Once you’ve completed your plan’s drug coverage benefits testing for the year and submitted their form to CMS online, it is also an excellent time to take an additional 15-30 minutes and update your Medicare Part D Creditable Coverage Notice for plan beneficiaries.  This notice must be distributed to Medicare-eligible plan participants before October 15th each year, so most groups give it out to all employees in the fall.  However, it also has to be distributed to any Medicare-eligible individual that joins the employer plan mid-year before their effective date of coverage, or upon the request of any beneficiary.  So it makes sense for you to update the notice simultaneously with your CMS disclosure report.  Fortunately, CMS makes notice creation easy, by providing templates and instructions.

If you need any help with the plan testing process, submitting your disclosure to CMS or preparing your employee notice, please let your Kistler Tiffany Benefits Consultant know, and we will be glad to assist you.

 Keep These Tips In Mind As You Finish Up Employer Reporting Season

Many businesses are in the final stages of completing their annual Affordable Care Act (ACA) health coverage information reporting requirements.  Here are some things to keep in mind as you finalize your reporting statements for employees and your documentation for the Internal Revenue Service (IRS).  If your business needs help with your employer reporting obligations, or are unsure if your business needs to report, please reach out to your Kistler Tiffany Benefits consultant right away so we can help!

  1. Even though the individual mandate penalty is now $0, employer reporting is still required!  The change to the individual mandate penalty did not affect reporting requirements for self-funded plan sponsors outlined in IRC §6055. Nothing has changed the requirement for applicable large employers (ALEs) to report coverage information to the IRS in IRC §6056.
  2. Small group self-funded or level-funded plans have to report too!
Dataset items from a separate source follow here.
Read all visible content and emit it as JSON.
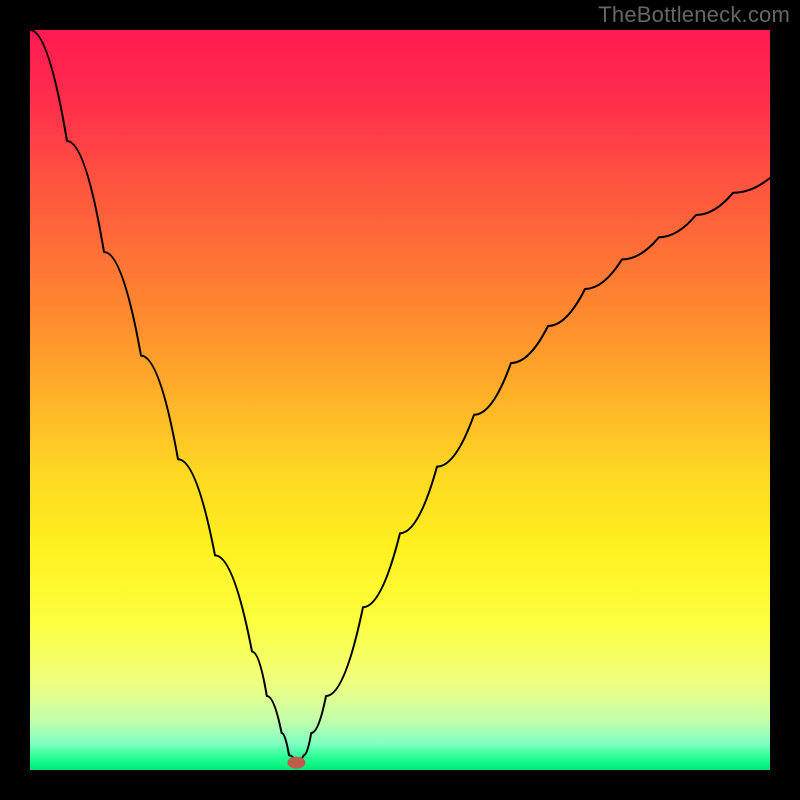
{
  "watermark": "TheBottleneck.com",
  "chart_data": {
    "type": "line",
    "title": "",
    "xlabel": "",
    "ylabel": "",
    "xlim": [
      0,
      100
    ],
    "ylim": [
      0,
      100
    ],
    "series": [
      {
        "name": "bottleneck-curve",
        "x": [
          0,
          5,
          10,
          15,
          20,
          25,
          30,
          32,
          34,
          35,
          36,
          37,
          38,
          40,
          45,
          50,
          55,
          60,
          65,
          70,
          75,
          80,
          85,
          90,
          95,
          100
        ],
        "values": [
          100,
          85,
          70,
          56,
          42,
          29,
          16,
          10,
          5,
          2,
          1,
          2,
          5,
          10,
          22,
          32,
          41,
          48,
          55,
          60,
          65,
          69,
          72,
          75,
          78,
          80
        ],
        "stroke": "#000000",
        "stroke_width": 2
      }
    ],
    "marker": {
      "name": "optimal-point",
      "x": 36,
      "y": 1,
      "color": "#c05a4a",
      "rx": 9,
      "ry": 6
    },
    "background_gradient": {
      "type": "vertical",
      "stops": [
        {
          "y": 0.0,
          "color": "#ff1a52"
        },
        {
          "y": 0.1,
          "color": "#ff2f4b"
        },
        {
          "y": 0.2,
          "color": "#ff5140"
        },
        {
          "y": 0.3,
          "color": "#ff7037"
        },
        {
          "y": 0.4,
          "color": "#ff8f2e"
        },
        {
          "y": 0.5,
          "color": "#ffb328"
        },
        {
          "y": 0.6,
          "color": "#ffd822"
        },
        {
          "y": 0.7,
          "color": "#fff120"
        },
        {
          "y": 0.8,
          "color": "#fcff3e"
        },
        {
          "y": 0.88,
          "color": "#f0ff7e"
        },
        {
          "y": 0.93,
          "color": "#c8ffaa"
        },
        {
          "y": 0.965,
          "color": "#7effc0"
        },
        {
          "y": 0.985,
          "color": "#1eff90"
        },
        {
          "y": 1.0,
          "color": "#00e876"
        }
      ]
    }
  }
}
Employers of any size that offer a self-funded or level-funded health plan that operates independently of any other source of fully-insured coverage, as well as businesses that sponsor standalone self-funded health plans for retirees, must abide by the federal reporting requirements codified under IRC §6055. These businesses need to submit Form 1094-B to the IRS and send Form 1095-B statements to all covered individuals.
  3. Controlled groups stand together! Business owners cannot shield themselves from qualifying as an ALE by splitting up their companies with separate tax ID numbers since the employer shared responsibility requirements and related reporting requirements depend on a company’s controlled group status according to the IRS. If you own multiple companies, or if your business has common ownership with other entities, make sure that you have discussed your common employer mandate and reporting liability.
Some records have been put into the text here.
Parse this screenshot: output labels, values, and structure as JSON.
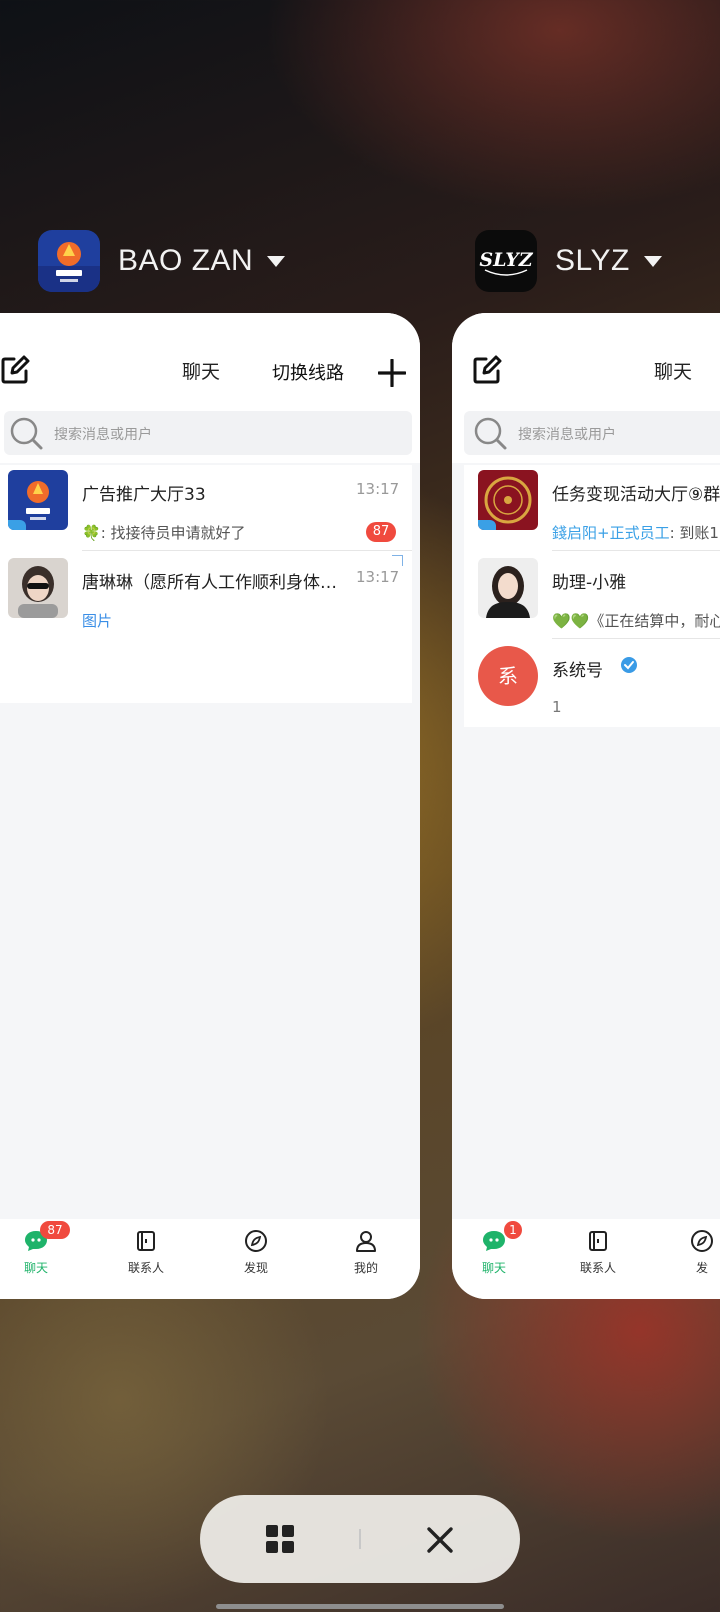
{
  "apps": [
    {
      "name": "BAO ZAN",
      "icon": "baozan-app-icon",
      "header": {
        "title": "聊天",
        "switch_label": "切换线路"
      },
      "search_placeholder": "搜索消息或用户",
      "chats": [
        {
          "title": "广告推广大厅33",
          "time": "13:17",
          "sender": "🍀",
          "message": ": 找接待员申请就好了",
          "unread": "87"
        },
        {
          "title": "唐琳琳（愿所有人工作顺利身体…",
          "time": "13:17",
          "message": "图片"
        }
      ],
      "tabs": [
        {
          "label": "聊天",
          "badge": "87",
          "icon": "chat-icon"
        },
        {
          "label": "联系人",
          "icon": "contacts-icon"
        },
        {
          "label": "发现",
          "icon": "compass-icon"
        },
        {
          "label": "我的",
          "icon": "profile-icon"
        }
      ]
    },
    {
      "name": "SLYZ",
      "icon": "slyz-app-icon",
      "header": {
        "title": "聊天"
      },
      "search_placeholder": "搜索消息或用户",
      "chats": [
        {
          "title": "任务变现活动大厅⑨群",
          "sender": "錢启阳+正式员工",
          "message": ": 到账1"
        },
        {
          "title": "助理-小雅",
          "message": "💚💚《正在结算中，耐心"
        },
        {
          "title": "系统号",
          "avatar_text": "系",
          "message": "1"
        }
      ],
      "tabs": [
        {
          "label": "聊天",
          "badge": "1",
          "icon": "chat-icon"
        },
        {
          "label": "联系人",
          "icon": "contacts-icon"
        },
        {
          "label": "发",
          "icon": "compass-icon"
        }
      ]
    }
  ],
  "bottom_controls": {
    "grid_icon": "grid-icon",
    "close_icon": "close-icon"
  },
  "colors": {
    "accent_green": "#1fb36a",
    "badge_red": "#f04a3e",
    "link_blue": "#3a8ee6"
  }
}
  4. Double-check all forms before sending! The IRS is currently using information on employer reporting forms submitted in 2016 and 2017 to enforce the employer shared responsibility requirements.  Missing data and unchecked boxes on 2015 and 2016 employer reporting forms are some of the most common reasons an employer might get an IRS Letter 226-J signaling potential penalty liability. An employer is ultimately responsible for the accuracy of its Form 1094 and 1095 submissions and statements, even if you use a vendor to help you.
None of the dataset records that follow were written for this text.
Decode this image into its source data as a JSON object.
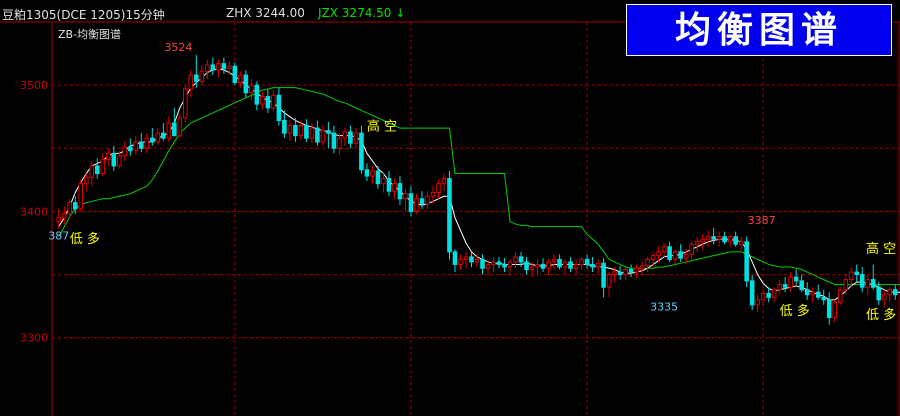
{
  "header": {
    "symbol": "豆粕1305(DCE 1205)15分钟",
    "zhx": "ZHX 3244.00",
    "jzx": "JZX 3274.50 ↓"
  },
  "banner": {
    "text": "均衡图谱"
  },
  "indicator": {
    "label": "ZB-均衡图谱"
  },
  "colors": {
    "background": "#000000",
    "grid": "#a00000",
    "axis_text": "#c80000",
    "up": "#e00000",
    "down": "#00e0e0",
    "white_line": "#ffffff",
    "green_line": "#00d000",
    "signal_text": "#ffff00",
    "high_label": "#ff4040",
    "low_label": "#60d0ff",
    "banner_bg": "#0000ee"
  },
  "chart_data": {
    "type": "candlestick",
    "ylim": [
      3238,
      3550
    ],
    "y_ticks": [
      3300,
      3400,
      3500
    ],
    "price_labels": [
      {
        "text": "3524",
        "index": 25,
        "value": 3524,
        "kind": "high"
      },
      {
        "text": "3387",
        "index": 131,
        "value": 3387,
        "kind": "high"
      },
      {
        "text": "3335",
        "index": 110,
        "value": 3332,
        "kind": "low"
      },
      {
        "text": "387",
        "index": 0,
        "value": 3388,
        "kind": "low"
      }
    ],
    "signals": [
      {
        "text": "低 多",
        "index": 2,
        "value": 3375
      },
      {
        "text": "高 空",
        "index": 56,
        "value": 3464
      },
      {
        "text": "低 多",
        "index": 131,
        "value": 3318
      },
      {
        "text": "高 空",
        "index": 170,
        "value": 3367
      },
      {
        "text": "低 多",
        "index": 166,
        "value": 3315
      }
    ],
    "candles": [],
    "ohlc": [
      [
        3392,
        3402,
        3386,
        3395
      ],
      [
        3395,
        3404,
        3390,
        3398
      ],
      [
        3398,
        3410,
        3395,
        3407
      ],
      [
        3407,
        3412,
        3398,
        3402
      ],
      [
        3402,
        3425,
        3400,
        3422
      ],
      [
        3422,
        3430,
        3416,
        3427
      ],
      [
        3427,
        3440,
        3420,
        3436
      ],
      [
        3436,
        3442,
        3426,
        3430
      ],
      [
        3430,
        3446,
        3428,
        3441
      ],
      [
        3441,
        3450,
        3436,
        3446
      ],
      [
        3446,
        3452,
        3432,
        3436
      ],
      [
        3436,
        3448,
        3434,
        3444
      ],
      [
        3444,
        3456,
        3440,
        3451
      ],
      [
        3451,
        3458,
        3444,
        3448
      ],
      [
        3448,
        3460,
        3445,
        3455
      ],
      [
        3455,
        3462,
        3447,
        3450
      ],
      [
        3450,
        3462,
        3446,
        3458
      ],
      [
        3458,
        3466,
        3452,
        3455
      ],
      [
        3455,
        3466,
        3453,
        3462
      ],
      [
        3462,
        3470,
        3456,
        3458
      ],
      [
        3458,
        3475,
        3455,
        3470
      ],
      [
        3470,
        3482,
        3466,
        3460
      ],
      [
        3460,
        3478,
        3458,
        3474
      ],
      [
        3474,
        3500,
        3470,
        3497
      ],
      [
        3497,
        3512,
        3490,
        3508
      ],
      [
        3508,
        3524,
        3498,
        3503
      ],
      [
        3503,
        3516,
        3500,
        3511
      ],
      [
        3511,
        3520,
        3505,
        3516
      ],
      [
        3516,
        3522,
        3508,
        3512
      ],
      [
        3512,
        3520,
        3506,
        3517
      ],
      [
        3517,
        3522,
        3509,
        3513
      ],
      [
        3513,
        3519,
        3508,
        3515
      ],
      [
        3515,
        3518,
        3500,
        3502
      ],
      [
        3502,
        3511,
        3498,
        3508
      ],
      [
        3508,
        3512,
        3490,
        3494
      ],
      [
        3494,
        3505,
        3488,
        3500
      ],
      [
        3500,
        3503,
        3480,
        3485
      ],
      [
        3485,
        3495,
        3481,
        3491
      ],
      [
        3491,
        3497,
        3478,
        3482
      ],
      [
        3482,
        3496,
        3479,
        3492
      ],
      [
        3492,
        3498,
        3468,
        3472
      ],
      [
        3472,
        3480,
        3458,
        3462
      ],
      [
        3462,
        3472,
        3456,
        3468
      ],
      [
        3468,
        3474,
        3455,
        3460
      ],
      [
        3460,
        3472,
        3457,
        3468
      ],
      [
        3468,
        3473,
        3455,
        3458
      ],
      [
        3458,
        3470,
        3454,
        3466
      ],
      [
        3466,
        3472,
        3452,
        3455
      ],
      [
        3455,
        3468,
        3452,
        3464
      ],
      [
        3464,
        3471,
        3450,
        3462
      ],
      [
        3462,
        3468,
        3446,
        3450
      ],
      [
        3450,
        3462,
        3445,
        3458
      ],
      [
        3458,
        3466,
        3452,
        3463
      ],
      [
        3463,
        3468,
        3450,
        3454
      ],
      [
        3454,
        3466,
        3450,
        3462
      ],
      [
        3462,
        3468,
        3430,
        3433
      ],
      [
        3433,
        3438,
        3424,
        3428
      ],
      [
        3428,
        3436,
        3422,
        3432
      ],
      [
        3432,
        3436,
        3418,
        3422
      ],
      [
        3422,
        3430,
        3415,
        3426
      ],
      [
        3426,
        3432,
        3412,
        3416
      ],
      [
        3416,
        3426,
        3410,
        3422
      ],
      [
        3422,
        3428,
        3405,
        3410
      ],
      [
        3410,
        3418,
        3400,
        3414
      ],
      [
        3414,
        3420,
        3396,
        3400
      ],
      [
        3400,
        3414,
        3398,
        3410
      ],
      [
        3410,
        3416,
        3402,
        3406
      ],
      [
        3406,
        3416,
        3402,
        3412
      ],
      [
        3412,
        3420,
        3406,
        3415
      ],
      [
        3415,
        3425,
        3410,
        3422
      ],
      [
        3422,
        3430,
        3416,
        3426
      ],
      [
        3426,
        3432,
        3362,
        3368
      ],
      [
        3368,
        3370,
        3352,
        3358
      ],
      [
        3358,
        3366,
        3354,
        3362
      ],
      [
        3362,
        3368,
        3355,
        3364
      ],
      [
        3364,
        3368,
        3356,
        3360
      ],
      [
        3360,
        3366,
        3356,
        3362
      ],
      [
        3362,
        3366,
        3350,
        3355
      ],
      [
        3355,
        3362,
        3350,
        3358
      ],
      [
        3358,
        3364,
        3352,
        3360
      ],
      [
        3360,
        3364,
        3355,
        3358
      ],
      [
        3358,
        3363,
        3352,
        3356
      ],
      [
        3356,
        3362,
        3350,
        3360
      ],
      [
        3360,
        3368,
        3355,
        3364
      ],
      [
        3364,
        3368,
        3356,
        3360
      ],
      [
        3360,
        3364,
        3350,
        3354
      ],
      [
        3354,
        3360,
        3348,
        3356
      ],
      [
        3356,
        3362,
        3350,
        3358
      ],
      [
        3358,
        3363,
        3352,
        3355
      ],
      [
        3355,
        3362,
        3350,
        3360
      ],
      [
        3360,
        3366,
        3354,
        3362
      ],
      [
        3362,
        3366,
        3354,
        3356
      ],
      [
        3356,
        3362,
        3350,
        3360
      ],
      [
        3360,
        3364,
        3352,
        3355
      ],
      [
        3355,
        3362,
        3350,
        3358
      ],
      [
        3358,
        3364,
        3354,
        3362
      ],
      [
        3362,
        3366,
        3355,
        3358
      ],
      [
        3358,
        3364,
        3352,
        3356
      ],
      [
        3356,
        3362,
        3350,
        3359
      ],
      [
        3359,
        3363,
        3332,
        3340
      ],
      [
        3340,
        3352,
        3332,
        3350
      ],
      [
        3350,
        3356,
        3344,
        3352
      ],
      [
        3352,
        3357,
        3346,
        3350
      ],
      [
        3350,
        3356,
        3346,
        3354
      ],
      [
        3354,
        3358,
        3348,
        3352
      ],
      [
        3352,
        3358,
        3347,
        3355
      ],
      [
        3355,
        3360,
        3350,
        3357
      ],
      [
        3357,
        3364,
        3352,
        3362
      ],
      [
        3362,
        3368,
        3356,
        3365
      ],
      [
        3365,
        3372,
        3360,
        3368
      ],
      [
        3368,
        3375,
        3364,
        3372
      ],
      [
        3372,
        3376,
        3360,
        3362
      ],
      [
        3362,
        3370,
        3358,
        3368
      ],
      [
        3368,
        3374,
        3360,
        3363
      ],
      [
        3363,
        3370,
        3358,
        3366
      ],
      [
        3366,
        3376,
        3362,
        3374
      ],
      [
        3374,
        3380,
        3368,
        3376
      ],
      [
        3376,
        3382,
        3370,
        3378
      ],
      [
        3378,
        3385,
        3372,
        3380
      ],
      [
        3380,
        3387,
        3374,
        3378
      ],
      [
        3378,
        3384,
        3372,
        3380
      ],
      [
        3380,
        3384,
        3374,
        3376
      ],
      [
        3376,
        3382,
        3372,
        3380
      ],
      [
        3380,
        3384,
        3372,
        3374
      ],
      [
        3374,
        3380,
        3368,
        3376
      ],
      [
        3376,
        3380,
        3340,
        3345
      ],
      [
        3345,
        3350,
        3322,
        3326
      ],
      [
        3326,
        3334,
        3320,
        3330
      ],
      [
        3330,
        3338,
        3326,
        3335
      ],
      [
        3335,
        3340,
        3328,
        3332
      ],
      [
        3332,
        3340,
        3328,
        3338
      ],
      [
        3338,
        3346,
        3334,
        3342
      ],
      [
        3342,
        3348,
        3336,
        3340
      ],
      [
        3340,
        3352,
        3336,
        3348
      ],
      [
        3348,
        3354,
        3342,
        3345
      ],
      [
        3345,
        3350,
        3336,
        3338
      ],
      [
        3338,
        3344,
        3330,
        3334
      ],
      [
        3334,
        3340,
        3328,
        3336
      ],
      [
        3336,
        3342,
        3330,
        3332
      ],
      [
        3332,
        3338,
        3326,
        3330
      ],
      [
        3330,
        3336,
        3310,
        3316
      ],
      [
        3316,
        3330,
        3312,
        3328
      ],
      [
        3328,
        3340,
        3326,
        3338
      ],
      [
        3338,
        3350,
        3334,
        3346
      ],
      [
        3346,
        3356,
        3340,
        3352
      ],
      [
        3352,
        3358,
        3344,
        3350
      ],
      [
        3350,
        3356,
        3336,
        3340
      ],
      [
        3340,
        3350,
        3334,
        3346
      ],
      [
        3346,
        3358,
        3338,
        3340
      ],
      [
        3340,
        3344,
        3326,
        3330
      ],
      [
        3330,
        3338,
        3324,
        3334
      ],
      [
        3334,
        3340,
        3328,
        3338
      ],
      [
        3338,
        3342,
        3330,
        3334
      ]
    ],
    "white_line": [
      3388,
      3395,
      3404,
      3415,
      3423,
      3430,
      3436,
      3438,
      3440,
      3444,
      3446,
      3446,
      3448,
      3452,
      3453,
      3455,
      3455,
      3455,
      3458,
      3460,
      3462,
      3470,
      3482,
      3490,
      3498,
      3502,
      3506,
      3510,
      3512,
      3513,
      3512,
      3510,
      3507,
      3504,
      3500,
      3497,
      3494,
      3490,
      3488,
      3486,
      3482,
      3478,
      3475,
      3472,
      3470,
      3468,
      3467,
      3465,
      3464,
      3463,
      3461,
      3460,
      3460,
      3460,
      3459,
      3456,
      3446,
      3440,
      3434,
      3430,
      3424,
      3420,
      3416,
      3412,
      3408,
      3406,
      3405,
      3406,
      3408,
      3410,
      3412,
      3412,
      3395,
      3385,
      3375,
      3368,
      3364,
      3362,
      3360,
      3359,
      3359,
      3358,
      3358,
      3358,
      3358,
      3359,
      3358,
      3357,
      3357,
      3357,
      3358,
      3358,
      3358,
      3358,
      3358,
      3358,
      3358,
      3357,
      3356,
      3356,
      3355,
      3354,
      3352,
      3351,
      3351,
      3352,
      3353,
      3355,
      3358,
      3361,
      3364,
      3365,
      3365,
      3366,
      3368,
      3370,
      3372,
      3374,
      3376,
      3377,
      3378,
      3378,
      3378,
      3377,
      3376,
      3370,
      3360,
      3350,
      3343,
      3339,
      3337,
      3338,
      3339,
      3340,
      3341,
      3340,
      3338,
      3336,
      3334,
      3333,
      3330,
      3330,
      3333,
      3337,
      3341,
      3344,
      3344,
      3343,
      3342,
      3340,
      3338,
      3336,
      3336,
      3336
    ],
    "green_line": [
      3380,
      3388,
      3396,
      3402,
      3405,
      3407,
      3408,
      3409,
      3410,
      3410,
      3411,
      3412,
      3413,
      3414,
      3416,
      3418,
      3420,
      3425,
      3432,
      3440,
      3448,
      3455,
      3462,
      3466,
      3470,
      3472,
      3474,
      3476,
      3478,
      3480,
      3482,
      3484,
      3486,
      3488,
      3490,
      3492,
      3494,
      3496,
      3497,
      3498,
      3498,
      3498,
      3498,
      3498,
      3497,
      3496,
      3495,
      3494,
      3493,
      3491,
      3489,
      3487,
      3486,
      3484,
      3482,
      3480,
      3478,
      3476,
      3474,
      3472,
      3470,
      3468,
      3466,
      3466,
      3466,
      3466,
      3466,
      3466,
      3466,
      3466,
      3466,
      3466,
      3430,
      3430,
      3430,
      3430,
      3430,
      3430,
      3430,
      3430,
      3430,
      3430,
      3392,
      3390,
      3389,
      3389,
      3388,
      3388,
      3388,
      3388,
      3388,
      3388,
      3388,
      3388,
      3388,
      3388,
      3382,
      3378,
      3374,
      3368,
      3362,
      3360,
      3358,
      3356,
      3355,
      3355,
      3355,
      3355,
      3355,
      3356,
      3356,
      3357,
      3358,
      3359,
      3360,
      3361,
      3362,
      3363,
      3364,
      3365,
      3366,
      3367,
      3368,
      3368,
      3368,
      3366,
      3364,
      3362,
      3360,
      3358,
      3357,
      3356,
      3356,
      3356,
      3355,
      3354,
      3352,
      3350,
      3348,
      3346,
      3344,
      3342,
      3342,
      3342,
      3342,
      3342,
      3342,
      3342,
      3342,
      3342,
      3342,
      3342,
      3342,
      3342,
      3342
    ]
  }
}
  5. Good faith compliance relief doesn’t protect against late fees! The deadline to give employees and covered individuals Form 1095 statements is March 4, 2019, and the deadlines to get Form 1094 and Form 1095 information to the IRS are February 28, 2019, for paper submissions and April 1, 2019, for electronic submissions.  The IRS has extended good faith compliance relief to covered entities for the 2018 tax year, but that only provides employers and self-funded plan sponsors with limited protection against honest reporting errors.  The penalties for late filing range from $50-$260 for every late statement and return, so it is critical to get employer reporting done on time!